Friday, 31 January 2020

385. ZEN REMARKS

385. Without enlightenment-realization ordinary mind is deluded mind. As the saying goes, 'before enlightenment, mountains are mountains and rivers are rivers; with enlightenment, mountains are not mountains and rivers are not rivers; after enlightenment, mountains are mountains and rivers are rivers'.

Sunday, 26 January 2020

384. ZEN REMARKS

384. Asked 'What is the Way?' Master Nansen replies very succinctly, 'Ordinary Mind is the Way'. If Joshu was as surprised and puzzled as perhaps many of us are by this answer, he does not show it for he straightaway asks another question about searching for this 'Ordinary Mind'. But unlike the young Joshu we might need to take some time to puzzle over what is meant by 'Ordinary Mind'.

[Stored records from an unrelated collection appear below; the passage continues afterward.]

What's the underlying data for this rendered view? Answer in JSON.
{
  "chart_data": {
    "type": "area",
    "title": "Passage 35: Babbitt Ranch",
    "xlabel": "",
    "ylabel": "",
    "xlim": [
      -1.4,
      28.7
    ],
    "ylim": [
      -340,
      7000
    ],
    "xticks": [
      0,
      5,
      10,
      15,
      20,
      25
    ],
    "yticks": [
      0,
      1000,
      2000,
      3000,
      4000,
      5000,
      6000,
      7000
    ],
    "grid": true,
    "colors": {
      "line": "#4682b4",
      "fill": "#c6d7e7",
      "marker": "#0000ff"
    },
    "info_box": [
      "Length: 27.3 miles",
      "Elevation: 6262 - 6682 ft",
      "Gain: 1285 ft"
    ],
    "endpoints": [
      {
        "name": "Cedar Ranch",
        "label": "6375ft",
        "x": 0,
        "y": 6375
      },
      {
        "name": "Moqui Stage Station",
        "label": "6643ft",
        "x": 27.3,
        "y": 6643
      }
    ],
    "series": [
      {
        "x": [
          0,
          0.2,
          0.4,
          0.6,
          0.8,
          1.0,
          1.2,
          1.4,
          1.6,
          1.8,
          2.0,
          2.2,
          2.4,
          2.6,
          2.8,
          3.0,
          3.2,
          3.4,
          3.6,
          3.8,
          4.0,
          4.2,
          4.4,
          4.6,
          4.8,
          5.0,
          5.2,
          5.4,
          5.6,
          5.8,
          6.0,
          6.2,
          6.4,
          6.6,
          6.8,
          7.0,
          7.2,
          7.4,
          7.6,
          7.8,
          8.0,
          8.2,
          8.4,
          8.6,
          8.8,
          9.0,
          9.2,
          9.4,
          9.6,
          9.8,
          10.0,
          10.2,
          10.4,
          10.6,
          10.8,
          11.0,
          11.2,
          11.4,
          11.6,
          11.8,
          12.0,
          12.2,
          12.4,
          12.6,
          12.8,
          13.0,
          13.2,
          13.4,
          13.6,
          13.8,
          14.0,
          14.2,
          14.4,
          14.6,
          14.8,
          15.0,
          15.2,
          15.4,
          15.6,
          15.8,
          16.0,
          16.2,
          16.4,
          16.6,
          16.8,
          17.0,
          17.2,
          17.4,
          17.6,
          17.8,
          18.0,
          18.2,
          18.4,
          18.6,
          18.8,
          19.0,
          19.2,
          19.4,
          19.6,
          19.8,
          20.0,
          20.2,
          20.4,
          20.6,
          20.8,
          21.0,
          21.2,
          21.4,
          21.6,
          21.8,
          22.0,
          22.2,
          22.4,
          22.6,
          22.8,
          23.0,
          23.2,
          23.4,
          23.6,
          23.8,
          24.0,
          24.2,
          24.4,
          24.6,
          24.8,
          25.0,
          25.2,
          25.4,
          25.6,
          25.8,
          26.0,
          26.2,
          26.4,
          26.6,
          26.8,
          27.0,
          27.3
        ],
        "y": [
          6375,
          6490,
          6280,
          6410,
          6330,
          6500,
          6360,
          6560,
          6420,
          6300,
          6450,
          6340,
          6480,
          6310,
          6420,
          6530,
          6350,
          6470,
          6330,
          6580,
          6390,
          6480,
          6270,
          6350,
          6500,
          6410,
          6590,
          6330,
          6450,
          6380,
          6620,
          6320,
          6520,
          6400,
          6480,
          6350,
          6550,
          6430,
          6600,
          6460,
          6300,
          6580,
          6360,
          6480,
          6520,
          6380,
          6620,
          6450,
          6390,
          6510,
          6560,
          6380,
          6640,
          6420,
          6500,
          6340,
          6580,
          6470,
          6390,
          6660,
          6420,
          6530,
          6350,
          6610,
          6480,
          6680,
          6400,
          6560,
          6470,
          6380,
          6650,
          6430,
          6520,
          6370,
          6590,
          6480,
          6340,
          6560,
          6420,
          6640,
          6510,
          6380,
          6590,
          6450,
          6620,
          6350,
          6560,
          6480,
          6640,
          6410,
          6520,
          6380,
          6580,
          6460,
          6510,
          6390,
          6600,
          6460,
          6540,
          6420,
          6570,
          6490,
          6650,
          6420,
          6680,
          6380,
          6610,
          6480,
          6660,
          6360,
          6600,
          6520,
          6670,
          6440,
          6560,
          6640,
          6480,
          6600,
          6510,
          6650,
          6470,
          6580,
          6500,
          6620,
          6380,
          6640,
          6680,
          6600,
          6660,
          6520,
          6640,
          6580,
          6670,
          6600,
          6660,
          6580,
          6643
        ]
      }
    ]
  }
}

Wednesday, 15 January 2020

383. ZEN REMARKS

383. Case 19 of the Mumonkan tells the story of an encounter between a young Joshu and his master Nansen. Not long after entering the monastery in his late teens Joshu goes to his master with what is surely a most important opening question for someone new to the monastic life and the practice of Zen. And so he asks, 'What is the Way?' It is a very serious question and akin to the question a certain young man put to Jesus, saying, 'What must I do to gain eternal life?' The English expression 'the Way' translates the Chinese Tao, which entered the Zen lexicon from Taoism. The Taoist vocabulary was an important source for the acculturation of Dhyana Buddhism brought to China from India by Bodhidharma early in the sixth century CE. But it has a wider reference. The early believers in Jesus were called 'followers of the Way'. So, what is the Way?

Wednesday, 8 January 2020

382. ZEN REMARKS

382. The second of the FOUR GREAT VOWS goes like this: 'Though delusive passions and thoughts rise endlessly, I vow to turn them around'. Our question is: are all thoughts delusive?

Wednesday, 1 January 2020

381. ZEN REMARKS

381. A thoughtless remark is the demonstration of a lack of something that belongs to what is properly human. The quality of being thoughtful is rightly prized. So what are we to make of directives that would have us cut off the mind road by sweeping away thoughts?